El Gobierno argentino, liderado por Javier Milei, logró una significativa victoria legislativa en este inicio de 2026, al aprobar el controvertido proyecto de reforma laboral después de una extensa jornada de debates en el Senado. Durante más de 14 horas, los legisladores votaron a favor de una reforma que pretende transformar un régimen laboral que ha permanecido, con ciertas modificaciones, desde 1974. Con 42 votos a favor y 30 en contra, la iniciativa recibió el respaldo mayoritario de la Cámara Alta.
La aprobación se dio en el contexto de tensas protestas en las calles, donde sectores opositores manifestaron su descontento. A pesar de no contar con mayoría propia en el Senado, los representantes de La Libertad Avanza, junto a aliados del PRO y la Unión Cívica Radical (UCR), sellaron el soporte que permitió la sanción del proyecto.
Esta reforma es una pieza clave dentro del programa económico del Gobierno, cuyo objetivo es estimular la inversión privada y fomentar el crecimiento en una economía marcada por la informalidad laboral, que alcanzó el 43,2% del total de los ocupados en el segundo trimestre de 2025. Un punto destacado de la discusión fue la reducir costos asociados al despido, señalado por el sector empresarial como un impedimento para la contratación de nuevos empleados.
A pesar de las tensiones, la exministra de Seguridad y actual senadora, Patricia Bullrich, enfatizó el consenso alcanzado con 44 legisladores antes de la votación.

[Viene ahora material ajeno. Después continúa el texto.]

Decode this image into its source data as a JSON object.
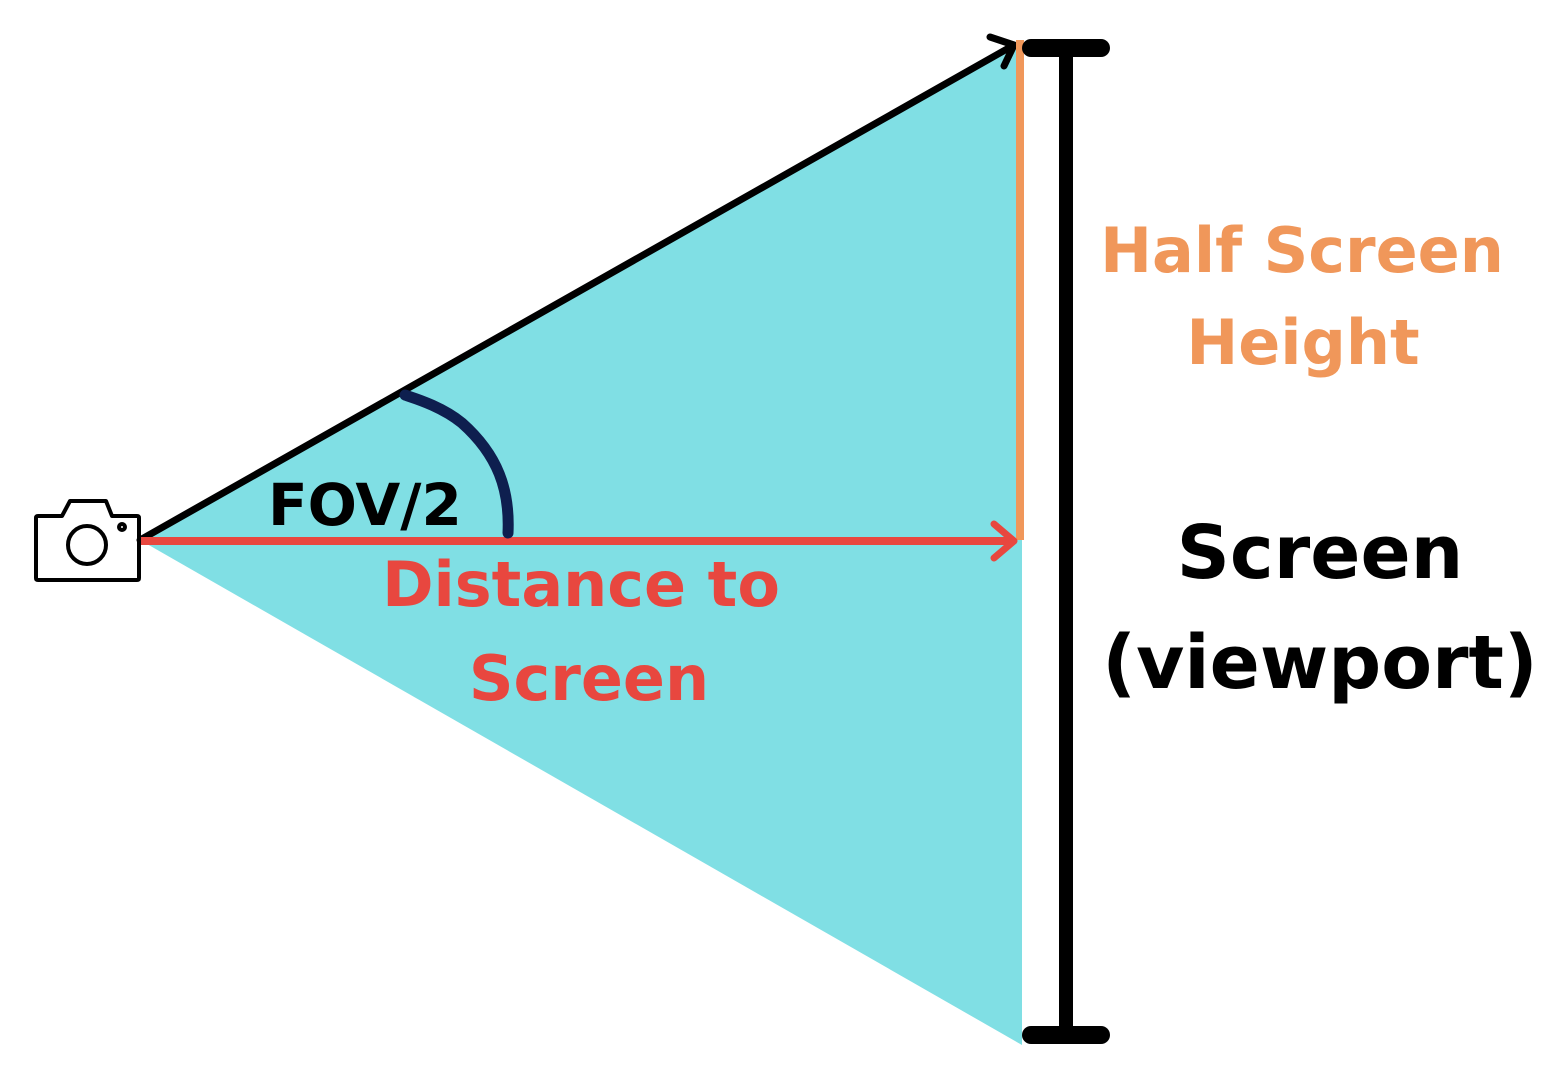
{
  "labels": {
    "angle": "FOV/2",
    "distance_line1": "Distance to",
    "distance_line2": "Screen",
    "half_height_line1": "Half Screen",
    "half_height_line2": "Height",
    "screen_line1": "Screen",
    "screen_line2": "(viewport)"
  },
  "icons": {
    "camera": "camera-icon"
  },
  "colors": {
    "frustum_fill": "#80dfe4",
    "distance": "#e8473f",
    "half_height": "#f0975a",
    "angle_arc": "#0e1f4f",
    "screen_bar": "#000000",
    "text": "#000000"
  }
}
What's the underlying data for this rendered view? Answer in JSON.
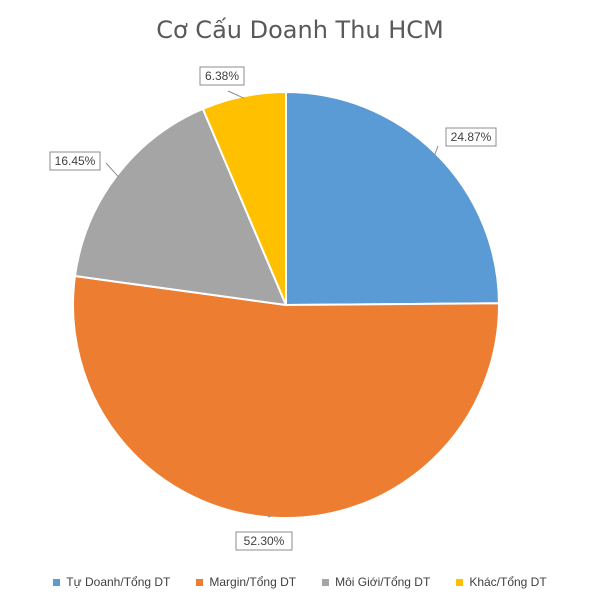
{
  "chart_data": {
    "type": "pie",
    "title": "Cơ Cấu Doanh Thu HCM",
    "series": [
      {
        "name": "",
        "values": [
          24.87,
          52.3,
          16.45,
          6.38
        ]
      }
    ],
    "categories": [
      "Tự Doanh/Tổng DT",
      "Margin/Tổng DT",
      "Môi Giới/Tổng DT",
      "Khác/Tổng DT"
    ],
    "data_labels": [
      "24.87%",
      "52.30%",
      "16.45%",
      "6.38%"
    ],
    "colors": [
      "#5b9bd5",
      "#ed7d31",
      "#a5a5a5",
      "#ffc000"
    ],
    "start_angle_deg": 0,
    "direction": "clockwise",
    "legend_position": "bottom",
    "data_label_icon": "callout-box"
  }
}
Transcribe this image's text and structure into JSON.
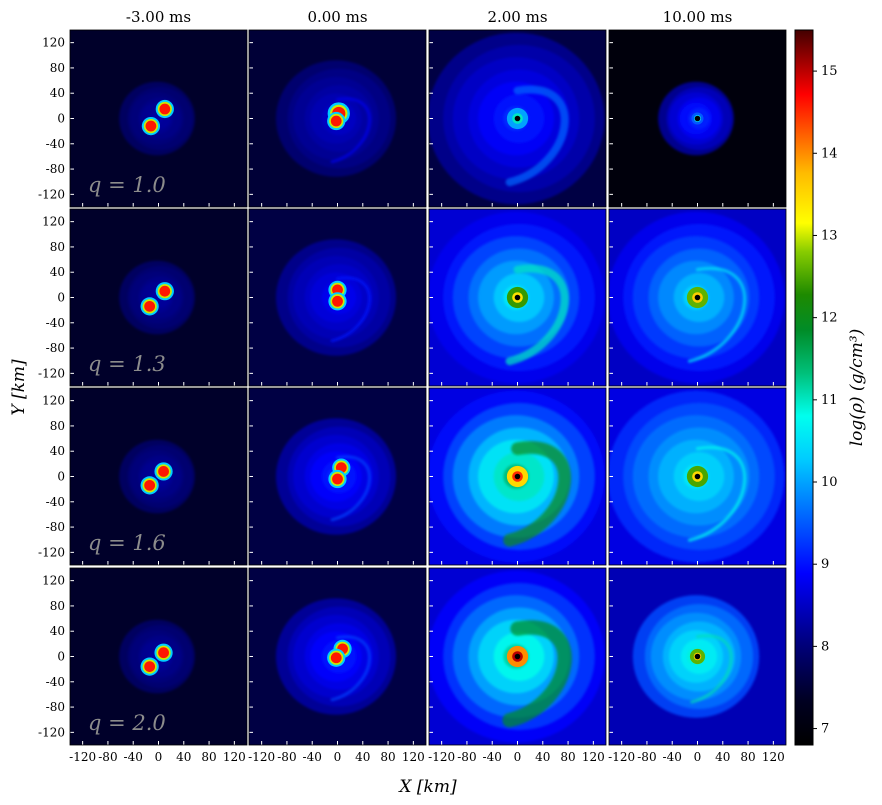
{
  "chart_data": {
    "type": "heatmap",
    "description_kind": "grid of density snapshots",
    "column_titles": [
      "-3.00 ms",
      "0.00 ms",
      "2.00 ms",
      "10.00 ms"
    ],
    "row_labels": [
      "q = 1.0",
      "q = 1.3",
      "q = 1.6",
      "q = 2.0"
    ],
    "xlabel": "X [km]",
    "ylabel": "Y [km]",
    "x_ticks": [
      "-120",
      "-80",
      "-40",
      "0",
      "40",
      "80",
      "120"
    ],
    "y_ticks": [
      "120",
      "80",
      "40",
      "0",
      "-40",
      "-80",
      "-120"
    ],
    "xlim": [
      -140,
      140
    ],
    "ylim": [
      -140,
      140
    ],
    "colorbar": {
      "label": "log(ρ) (g/cm³)",
      "ticks": [
        "7",
        "8",
        "9",
        "10",
        "11",
        "12",
        "13",
        "14",
        "15"
      ],
      "range": [
        6.8,
        15.5
      ],
      "colormap": "jet-like"
    },
    "panels": [
      [
        {
          "disk_extent": 60,
          "disk_level": 7.9,
          "core_level": 8.3,
          "blobs": [
            [
              10,
              15,
              9
            ],
            [
              -12,
              -12,
              9
            ]
          ],
          "halo_level": 7.4,
          "ring_level": 0,
          "arm_strength": 0.0,
          "black_hole": false
        },
        {
          "disk_extent": 95,
          "disk_level": 8.0,
          "core_level": 8.6,
          "blobs": [
            [
              2,
              8,
              11
            ],
            [
              -2,
              -4,
              9
            ]
          ],
          "halo_level": 7.5,
          "ring_level": 0,
          "arm_strength": 0.2,
          "black_hole": false
        },
        {
          "disk_extent": 140,
          "disk_level": 8.2,
          "core_level": 9.2,
          "blobs": [],
          "halo_level": 7.6,
          "ring_level": 10.0,
          "arm_strength": 0.5,
          "black_hole": true
        },
        {
          "disk_extent": 60,
          "disk_level": 8.3,
          "core_level": 9.3,
          "blobs": [],
          "halo_level": 7.0,
          "ring_level": 9.5,
          "arm_strength": 0.0,
          "black_hole": true
        }
      ],
      [
        {
          "disk_extent": 60,
          "disk_level": 7.9,
          "core_level": 8.3,
          "blobs": [
            [
              10,
              10,
              9
            ],
            [
              -14,
              -14,
              9
            ]
          ],
          "halo_level": 7.4,
          "ring_level": 0,
          "arm_strength": 0.0,
          "black_hole": false
        },
        {
          "disk_extent": 95,
          "disk_level": 8.2,
          "core_level": 8.9,
          "blobs": [
            [
              0,
              12,
              9
            ],
            [
              0,
              -6,
              9
            ]
          ],
          "halo_level": 7.6,
          "ring_level": 0,
          "arm_strength": 0.2,
          "black_hole": false
        },
        {
          "disk_extent": 140,
          "disk_level": 8.8,
          "core_level": 10.6,
          "blobs": [],
          "halo_level": 8.6,
          "ring_level": 12.4,
          "arm_strength": 0.5,
          "black_hole": true
        },
        {
          "disk_extent": 140,
          "disk_level": 8.8,
          "core_level": 10.4,
          "blobs": [],
          "halo_level": 8.5,
          "ring_level": 12.6,
          "arm_strength": 0.2,
          "black_hole": true
        }
      ],
      [
        {
          "disk_extent": 60,
          "disk_level": 7.9,
          "core_level": 8.3,
          "blobs": [
            [
              8,
              8,
              9
            ],
            [
              -14,
              -14,
              9
            ]
          ],
          "halo_level": 7.4,
          "ring_level": 0,
          "arm_strength": 0.0,
          "black_hole": false
        },
        {
          "disk_extent": 95,
          "disk_level": 8.3,
          "core_level": 9.2,
          "blobs": [
            [
              6,
              14,
              9
            ],
            [
              0,
              -4,
              9
            ]
          ],
          "halo_level": 7.6,
          "ring_level": 0,
          "arm_strength": 0.2,
          "black_hole": false
        },
        {
          "disk_extent": 140,
          "disk_level": 9.0,
          "core_level": 11.4,
          "blobs": [],
          "halo_level": 8.7,
          "ring_level": 13.5,
          "arm_strength": 0.8,
          "black_hole": true
        },
        {
          "disk_extent": 140,
          "disk_level": 9.2,
          "core_level": 10.6,
          "blobs": [],
          "halo_level": 8.7,
          "ring_level": 12.5,
          "arm_strength": 0.2,
          "black_hole": true
        }
      ],
      [
        {
          "disk_extent": 60,
          "disk_level": 7.9,
          "core_level": 8.3,
          "blobs": [
            [
              8,
              6,
              9
            ],
            [
              -14,
              -16,
              9
            ]
          ],
          "halo_level": 7.4,
          "ring_level": 0,
          "arm_strength": 0.0,
          "black_hole": false
        },
        {
          "disk_extent": 95,
          "disk_level": 8.3,
          "core_level": 9.2,
          "blobs": [
            [
              8,
              12,
              9
            ],
            [
              -2,
              -2,
              9
            ]
          ],
          "halo_level": 7.6,
          "ring_level": 0,
          "arm_strength": 0.2,
          "black_hole": false
        },
        {
          "disk_extent": 140,
          "disk_level": 8.9,
          "core_level": 11.2,
          "blobs": [],
          "halo_level": 8.6,
          "ring_level": 14.0,
          "arm_strength": 0.9,
          "black_hole": true
        },
        {
          "disk_extent": 100,
          "disk_level": 9.4,
          "core_level": 10.9,
          "blobs": [],
          "halo_level": 8.4,
          "ring_level": 12.6,
          "arm_strength": 0.2,
          "black_hole": true
        }
      ]
    ]
  }
}
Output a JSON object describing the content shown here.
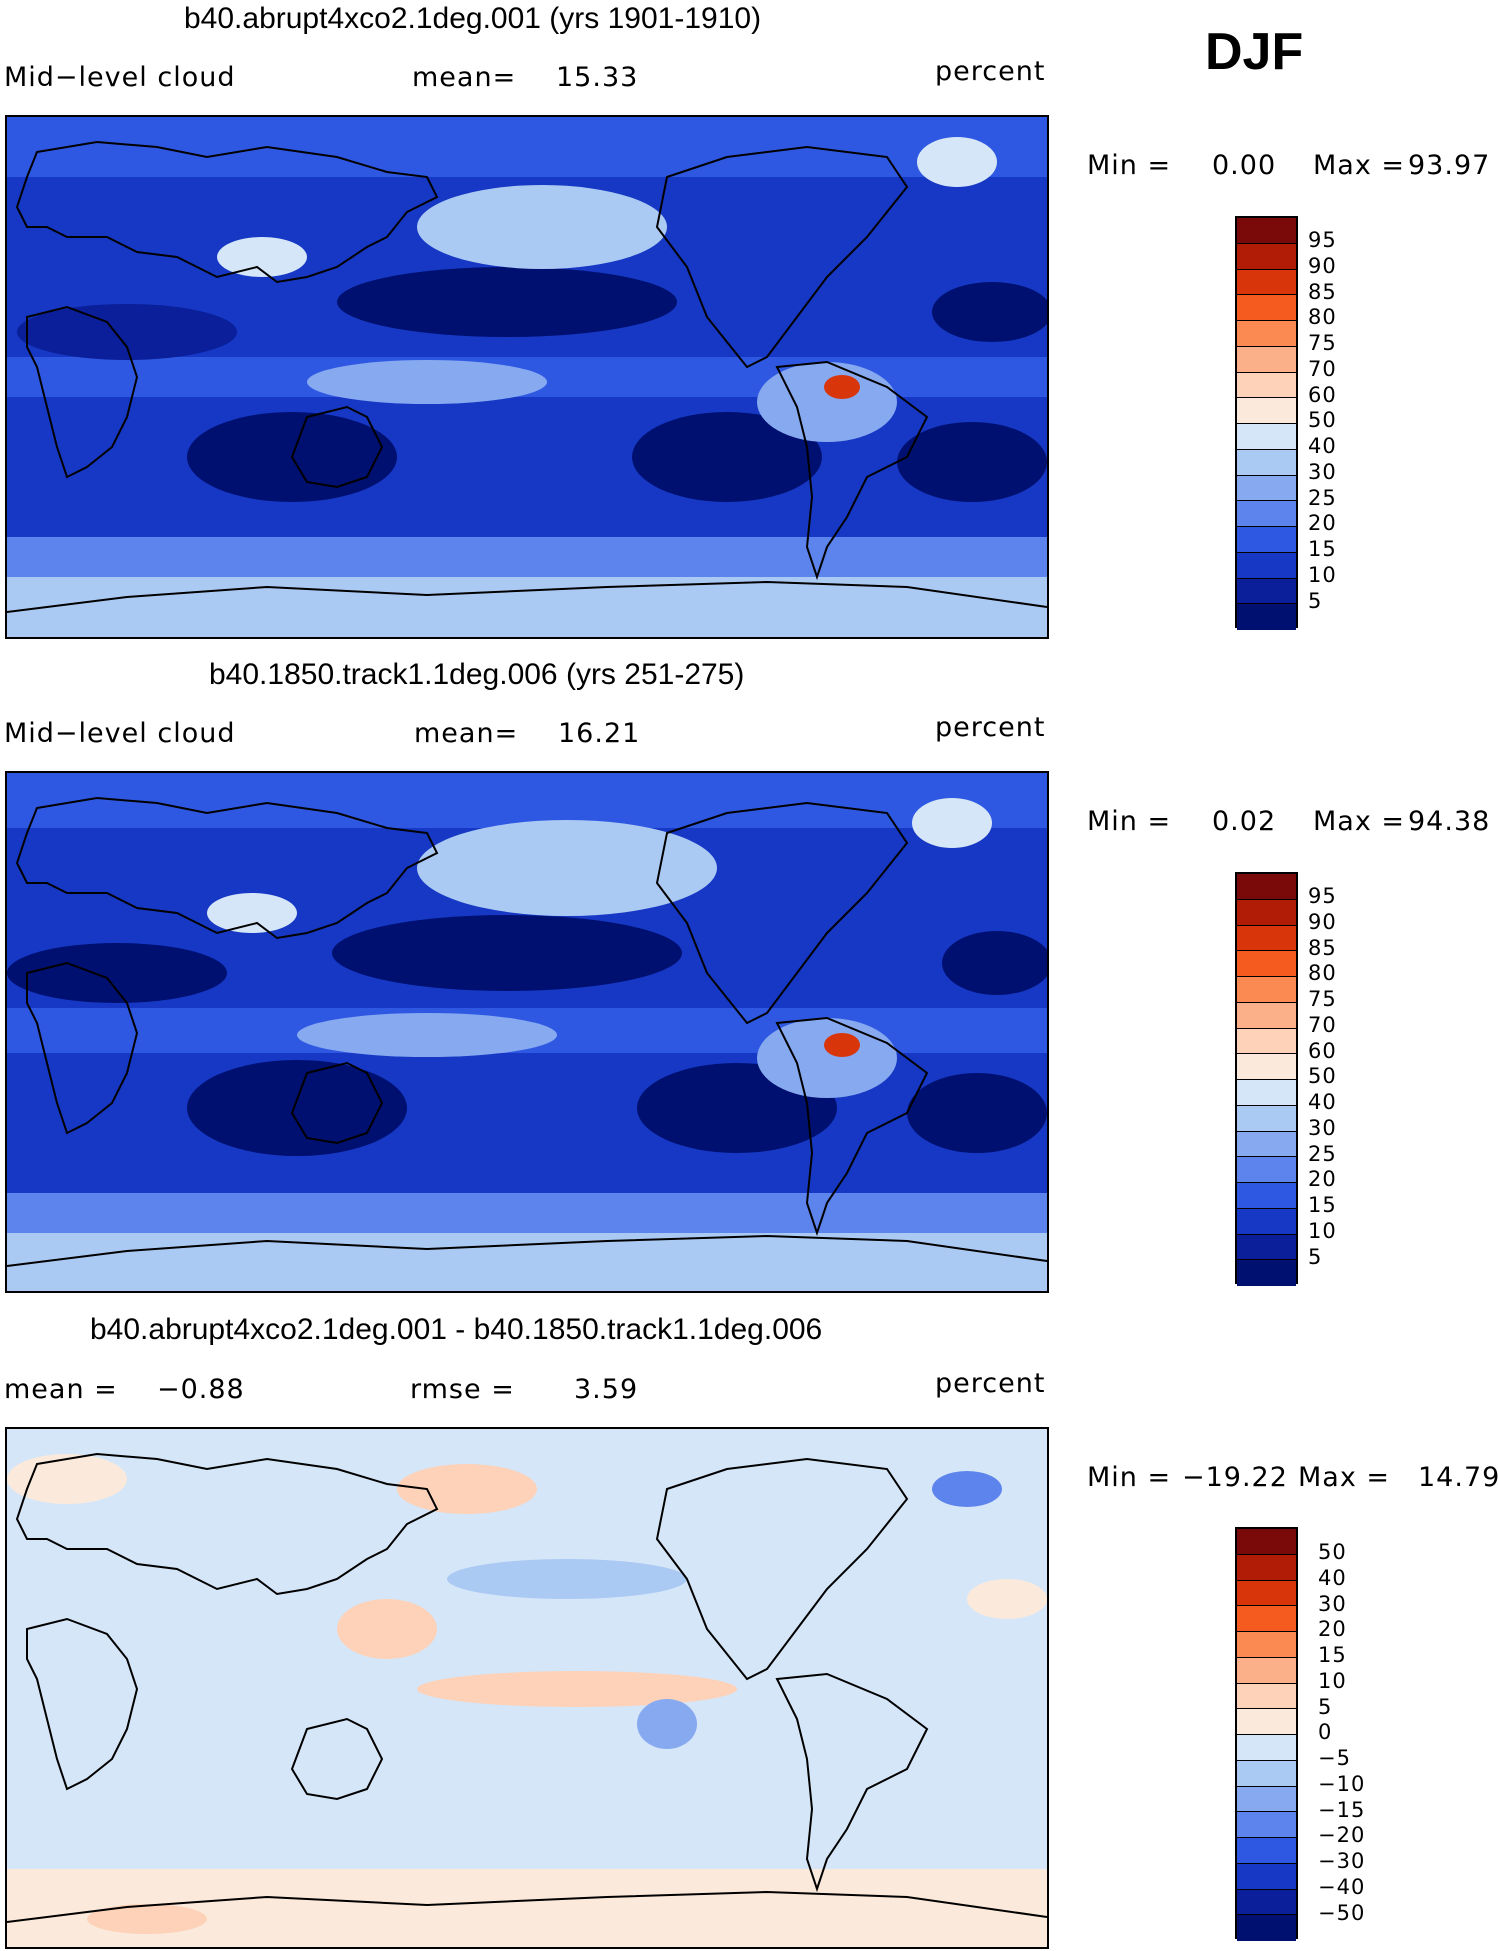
{
  "season": "DJF",
  "panels": [
    {
      "title": "b40.abrupt4xco2.1deg.001 (yrs 1901-1910)",
      "left_label": "Mid−level cloud",
      "stat_label": "mean=",
      "stat_value": "15.33",
      "units": "percent",
      "min_label": "Min =",
      "min_value": "0.00",
      "max_label": "Max =",
      "max_value": "93.97"
    },
    {
      "title": "b40.1850.track1.1deg.006 (yrs 251-275)",
      "left_label": "Mid−level cloud",
      "stat_label": "mean=",
      "stat_value": "16.21",
      "units": "percent",
      "min_label": "Min =",
      "min_value": "0.02",
      "max_label": "Max =",
      "max_value": "94.38"
    },
    {
      "title": "b40.abrupt4xco2.1deg.001 - b40.1850.track1.1deg.006",
      "left_label": "mean =",
      "left_value": "−0.88",
      "stat_label": "rmse =",
      "stat_value": "3.59",
      "units": "percent",
      "min_label": "Min =",
      "min_value": "−19.22",
      "max_label": "Max =",
      "max_value": "14.79"
    }
  ],
  "colorbars": [
    {
      "labels": [
        "95",
        "90",
        "85",
        "80",
        "75",
        "70",
        "60",
        "50",
        "40",
        "30",
        "25",
        "20",
        "15",
        "10",
        "5"
      ],
      "colors": [
        "#7a0a0a",
        "#b01c05",
        "#d8350a",
        "#f55a1e",
        "#fa8a52",
        "#fcb08a",
        "#fdd2b8",
        "#fbeadb",
        "#d5e6f8",
        "#abcaf3",
        "#86a9f0",
        "#5c84ec",
        "#2f58e2",
        "#1638c4",
        "#0a1f99",
        "#001070"
      ]
    },
    {
      "labels": [
        "95",
        "90",
        "85",
        "80",
        "75",
        "70",
        "60",
        "50",
        "40",
        "30",
        "25",
        "20",
        "15",
        "10",
        "5"
      ],
      "colors": [
        "#7a0a0a",
        "#b01c05",
        "#d8350a",
        "#f55a1e",
        "#fa8a52",
        "#fcb08a",
        "#fdd2b8",
        "#fbeadb",
        "#d5e6f8",
        "#abcaf3",
        "#86a9f0",
        "#5c84ec",
        "#2f58e2",
        "#1638c4",
        "#0a1f99",
        "#001070"
      ]
    },
    {
      "labels": [
        "50",
        "40",
        "30",
        "20",
        "15",
        "10",
        "5",
        "0",
        "−5",
        "−10",
        "−15",
        "−20",
        "−30",
        "−40",
        "−50"
      ],
      "colors": [
        "#7a0a0a",
        "#b01c05",
        "#d8350a",
        "#f55a1e",
        "#fa8a52",
        "#fcb08a",
        "#fdd2b8",
        "#fbeadb",
        "#d5e6f8",
        "#abcaf3",
        "#86a9f0",
        "#5c84ec",
        "#2f58e2",
        "#1638c4",
        "#0a1f99",
        "#001070"
      ]
    }
  ]
}
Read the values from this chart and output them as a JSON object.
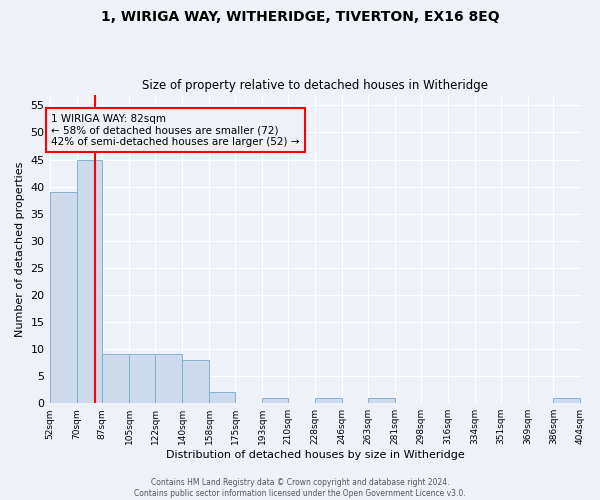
{
  "title": "1, WIRIGA WAY, WITHERIDGE, TIVERTON, EX16 8EQ",
  "subtitle": "Size of property relative to detached houses in Witheridge",
  "xlabel": "Distribution of detached houses by size in Witheridge",
  "ylabel": "Number of detached properties",
  "bar_color": "#ccdaeb",
  "bar_edge_color": "#7aaac8",
  "highlight_line_color": "red",
  "annotation_text": "1 WIRIGA WAY: 82sqm\n← 58% of detached houses are smaller (72)\n42% of semi-detached houses are larger (52) →",
  "annotation_box_color": "red",
  "property_size": 82,
  "bins": [
    52,
    70,
    87,
    105,
    122,
    140,
    158,
    175,
    193,
    210,
    228,
    246,
    263,
    281,
    298,
    316,
    334,
    351,
    369,
    386,
    404
  ],
  "bar_heights": [
    39,
    45,
    9,
    9,
    9,
    8,
    2,
    0,
    1,
    0,
    1,
    0,
    1,
    0,
    0,
    0,
    0,
    0,
    0,
    1
  ],
  "ylim": [
    0,
    57
  ],
  "yticks": [
    0,
    5,
    10,
    15,
    20,
    25,
    30,
    35,
    40,
    45,
    50,
    55
  ],
  "bg_color": "#eef2f8",
  "grid_color": "#ffffff",
  "footer_text": "Contains HM Land Registry data © Crown copyright and database right 2024.\nContains public sector information licensed under the Open Government Licence v3.0."
}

En reuniones previas en la Casa Rosada, se realizaron los ajustes necesarios al texto, que finalmente incluyó 28 modificaciones.
Entre los aspectos más debatidos de la reforma se encontraba la eliminación de cambios propuestos al Impuesto a las Ganancias, que deseaba disminuir la alícuota del 30% al 27% para las empresas. Esta modificación fue dejada a un futuro examen en una reforma fiscal integral que buscará negociar alivios tributarios con las provincias.
Uno de los puntos que ha generado controversia es la creación de un nuevo Fondo de Asistencia Laboral (FAL), diseñado para cubrir costos de desvinculación y obligaciones indemnizatorias mediante contribuciones del empleador. Las grandes empresas deberán aportar el 1% de la remuneración, mientras que las pequeñas y medianas contribuirán con un 2.5%.
Finalmente, se incluyó el “banco de horas”, que ofrece una alternativa al pago de horas extras, permitiendo un acuerdo flexible entre empleador y empleado para compensar horas trabajadas en exceso. Este mecanismo hará posible aumentar la jornada laboral de ocho a 12 horas, siempre bajo la premisa de voluntariedad.
El proyecto ahora se trasladará a la Cámara de Diputados, donde el Ejecutivo enfrentará nuevos desafíos para alcanzar su sanción definitiva. En un contexto de tensiones sociales y un ambiente político polarizado, el futuro de esta reforma será crucial para el rumbo económico de Argentina en los próximos años.